First, it averages the data, so you don’t have to worry about getting a whole number of weeks into the date range. And it smoothes the data, too, using a five-wide weighted smoothing window to get a moving average. That means you can see trends more easily, because the noise of random variation is reduced.
You can skip particular days or even set up multiple date ranges to avoid longer periods – the week around Christmas may well be anomalous, for example – but that means you may want a longer date range to make up the number of days.
But because you don’t want to be distracted by fluctuations, you need to start off with a decent amount of data. We recommend at least six weeks’ worth (as you need several instances of each day of the week) and (if you’re looking at conversion rates) long enough to get 1,500 conversions.
How do I use it?
We’ve made a template with the formatting all set up for you – the first step is to go to the File menu and make your own copy. Then go to Google Ads, set up a new Script, and copy in the code below. You’ll need to change a few settings:
spreadsheetUrl is the URL of your copy of the heat map template.
dateRanges lists time periods you want to get data from. Each date range uses the format “yyyy-mm-dd, yyyy-mm-dd”.
You can specify multiple date ranges — just have them comma separated, like [“20150601, 20150930”, “20160601, 20160930”]
ignoreDates is used to exclude data from particular days. This is a comma-separated list of dates in the “yyyy-mm-dd” format.
For example [“20151225”, “20160101”] would exclude last Christmas and New Year’s Day.

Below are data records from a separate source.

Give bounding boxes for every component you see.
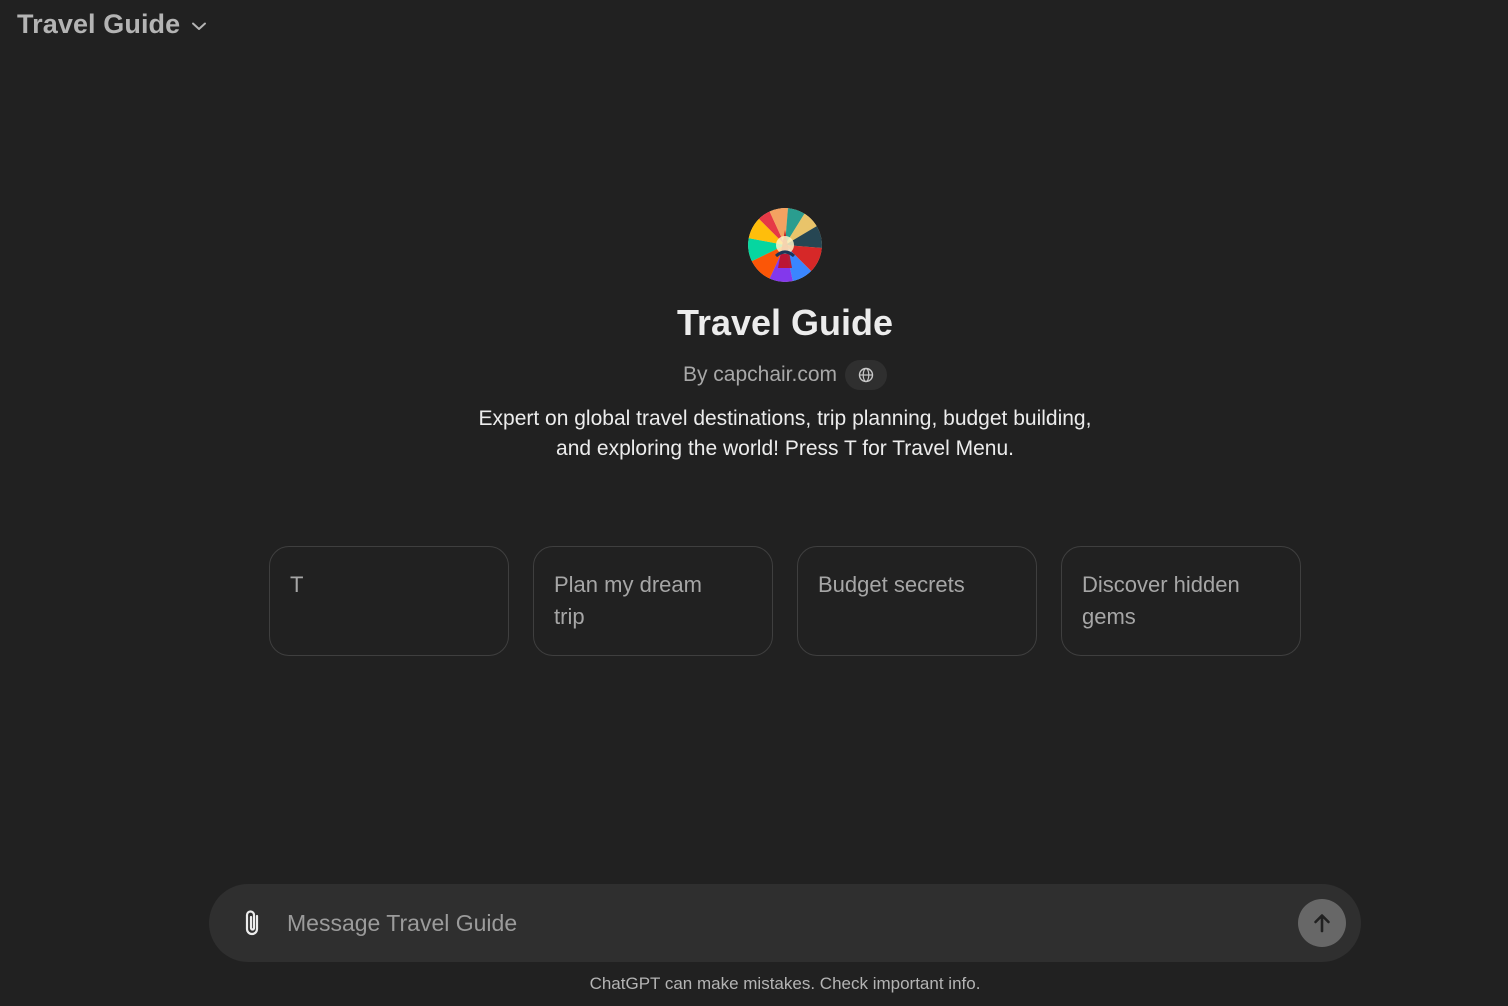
description-line: and exploring the world! Press T for Tra…	[556, 437, 1014, 460]
attach-button[interactable]	[231, 901, 275, 945]
globe-icon	[858, 367, 874, 383]
chat-page: Travel Guide Travel Guide By capchair.co…	[0, 0, 1508, 1006]
message-composer	[209, 884, 1361, 962]
paperclip-icon	[245, 910, 259, 936]
disclaimer-note: ChatGPT can make mistakes. Check importa…	[589, 974, 981, 993]
starter-label: Discover hidden gems	[1082, 572, 1240, 629]
starter-card-hidden-gems[interactable]: Discover hidden gems	[1061, 546, 1301, 656]
author-text: By capchair.com	[682, 363, 838, 386]
gpt-intro: Travel Guide By capchair.com Expert on g…	[0, 208, 1508, 464]
starter-card-budget-secrets[interactable]: Budget secrets	[797, 546, 1037, 656]
starter-card-plan-trip[interactable]: Plan my dream trip	[533, 546, 773, 656]
gpt-byline: By capchair.com	[682, 360, 888, 390]
message-input[interactable]	[287, 901, 1298, 945]
gpt-avatar	[748, 208, 822, 282]
gpt-title: Travel Guide	[676, 302, 894, 343]
send-button[interactable]	[1298, 899, 1346, 947]
arrow-up-icon	[1314, 914, 1330, 933]
description-line: Expert on global travel destinations, tr…	[478, 407, 1092, 430]
model-name: Travel Guide	[17, 8, 181, 39]
model-selector[interactable]: Travel Guide	[17, 6, 208, 42]
starter-label: T	[290, 572, 304, 597]
gpt-description: Expert on global travel destinations, tr…	[435, 404, 1135, 464]
starter-label: Plan my dream trip	[554, 572, 702, 629]
starter-card-t[interactable]: T	[269, 546, 509, 656]
conversation-starters: T Plan my dream trip Budget secrets Disc…	[269, 546, 1301, 656]
chevron-down-icon	[192, 22, 207, 30]
website-link[interactable]	[845, 360, 888, 390]
starter-label: Budget secrets	[818, 572, 965, 597]
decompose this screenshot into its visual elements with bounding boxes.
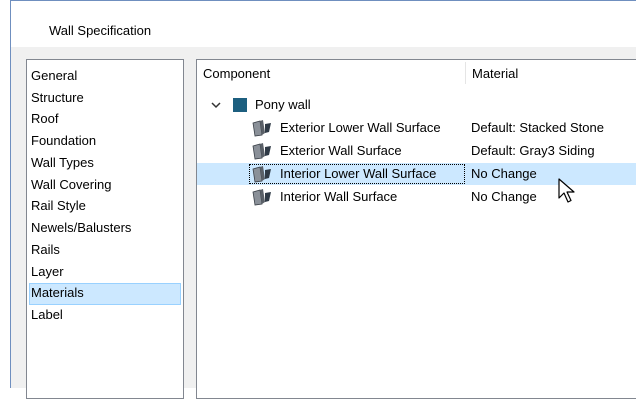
- nav-item-label[interactable]: Label: [29, 305, 181, 327]
- nav-item-rail-style[interactable]: Rail Style: [29, 196, 181, 218]
- tree-row-pony-wall[interactable]: Pony wall: [197, 94, 636, 116]
- column-header-component[interactable]: Component: [197, 60, 465, 88]
- component-name: Interior Wall Surface: [280, 189, 398, 204]
- mouse-pointer-icon: [558, 178, 580, 206]
- material-surface-icon: [252, 189, 272, 206]
- component-name: Exterior Lower Wall Surface: [280, 120, 441, 135]
- nav-item-materials[interactable]: Materials: [29, 283, 181, 305]
- wall-specification-dialog: Wall Specification General Structure Roo…: [10, 0, 636, 399]
- nav-item-roof[interactable]: Roof: [29, 109, 181, 131]
- nav-item-foundation[interactable]: Foundation: [29, 131, 181, 153]
- tree-root-label: Pony wall: [255, 97, 311, 112]
- component-name: Interior Lower Wall Surface: [280, 166, 437, 181]
- title-bar[interactable]: Wall Specification: [11, 1, 636, 47]
- nav-item-rails[interactable]: Rails: [29, 240, 181, 262]
- nav-item-wall-covering[interactable]: Wall Covering: [29, 175, 181, 197]
- category-list[interactable]: General Structure Roof Foundation Wall T…: [26, 59, 184, 399]
- nav-item-wall-types[interactable]: Wall Types: [29, 153, 181, 175]
- material-value[interactable]: No Change: [471, 186, 537, 208]
- material-value[interactable]: Default: Gray3 Siding: [471, 140, 595, 162]
- material-surface-icon: [252, 166, 272, 183]
- material-surface-icon: [252, 120, 272, 137]
- tree-row[interactable]: Exterior Wall Surface Default: Gray3 Sid…: [197, 140, 636, 162]
- materials-tree-table[interactable]: Component Material Pony wall Exterior Lo…: [196, 59, 636, 399]
- nav-item-general[interactable]: General: [29, 66, 181, 88]
- chevron-down-icon[interactable]: [209, 94, 223, 116]
- component-name: Exterior Wall Surface: [280, 143, 402, 158]
- dialog-title: Wall Specification: [49, 23, 152, 38]
- material-surface-icon: [252, 143, 272, 160]
- material-value[interactable]: No Change: [471, 163, 537, 185]
- nav-item-layer[interactable]: Layer: [29, 262, 181, 284]
- tree-row[interactable]: Exterior Lower Wall Surface Default: Sta…: [197, 117, 636, 139]
- wall-object-icon: [233, 98, 247, 112]
- column-header-material[interactable]: Material: [466, 60, 636, 88]
- material-value[interactable]: Default: Stacked Stone: [471, 117, 604, 139]
- nav-item-structure[interactable]: Structure: [29, 88, 181, 110]
- nav-item-newels-balusters[interactable]: Newels/Balusters: [29, 218, 181, 240]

fields lists the different metrics to make into heat maps. Put them in quotes, separated by commas. These are all metrics that can simply be added up and averaged (rather than ones that need fancier calculations).
You can choose as many as you like from Impressions, Clicks, Cost, Conversions and ConversionValue.
calculatedFields is for metrics that can’t just be added up: they have to be calculated from the summable metrics after they’ve been averaged and smoothed. This is a comma-separated list, in quotes, of one field divided by another.
For example [“Clicks/Impressions”, “Conversions/Clicks”] would give CTR and conversion rate.
devices lists the devices to produce heat maps for.
You can choose as many as you like from Mobile, Tablet and Desktop.
Leave this blank, , to only have the total stats for all device traffic.
If suggestAdSchedules is true, the script will suggest hourly bid multipliers that you could use in ad schedules. This is based on conversion rate.
If suggestDeviceBidModifiers is true, the script will suggest hourly bid modifiers for each of the devices in the devices list. This is based on the device’s conversion rate.
baseDeviceModifiersOnBiddingMultiplier only matters if suggestDeviceBidModifiers is true. If it’s true, then the script will give device bid modifiers assuming that the suggested ad schedules are already in place.
For example, suppose that at a certain hour mobile bids should be increased by 30%, and the suggested ad schedule for that hour is 10%. If this is false, the the mobile modifier will be given as 30%. If this is true, then the mobile modifier will be given as 18%, because when this and the 10% ad schedule are applied, the bid will be increased by 30%.
campaignNameContains and campaignNameDoesNotContain filter which campaigns the script gets data from. For example, if campaignNameContains is [“Brand”, “Generic”] then only campaigns with names containing “brand” or “generic” are included. If campaignNameDoesNotContain is [“Display”, “Competitor”] then any campaigns with names containing “display” or “competitor” are ignored.
This is not case-sensitive.
Leave blank, , to include all campaigns.
If you need to put a double quote into campaignNameContains or campaignNameDoesNotContain, put a backslash before it.
ignorePausedCampaigns should be set to “true” if you only want to look at currently active campaigns, or “false” if you want to include them.
Removed campaigns are always ignored — they’re deleted, so it’s not like you’re going to be putting any ad schedules in them!
Then authorize and preview the script. If it doesn’t work, check the Logs in case there was an error with any of the settings. And take care – if you run (or even preview) the script again, it will overwrite what’s already in the sheet.
Note that you’re quite likely to get fractional results, even with metrics like clicks that have to be whole numbers. This is because the heat map shows the average per hour, not the total.
If you want to tinker further, there are a couple of Advanced Settings:
You can change how the data gets smoothed, by changing the smoothingWindow and smoothingWeight arrays.
By default, suggested ad schedules and bid modifiers will be kept between +35% and -35%. If you’d like them to go lower or higher, then you can change minBidMultiplierSuggestion and maxBidMultiplierSuggestion in the Advanced Settings section.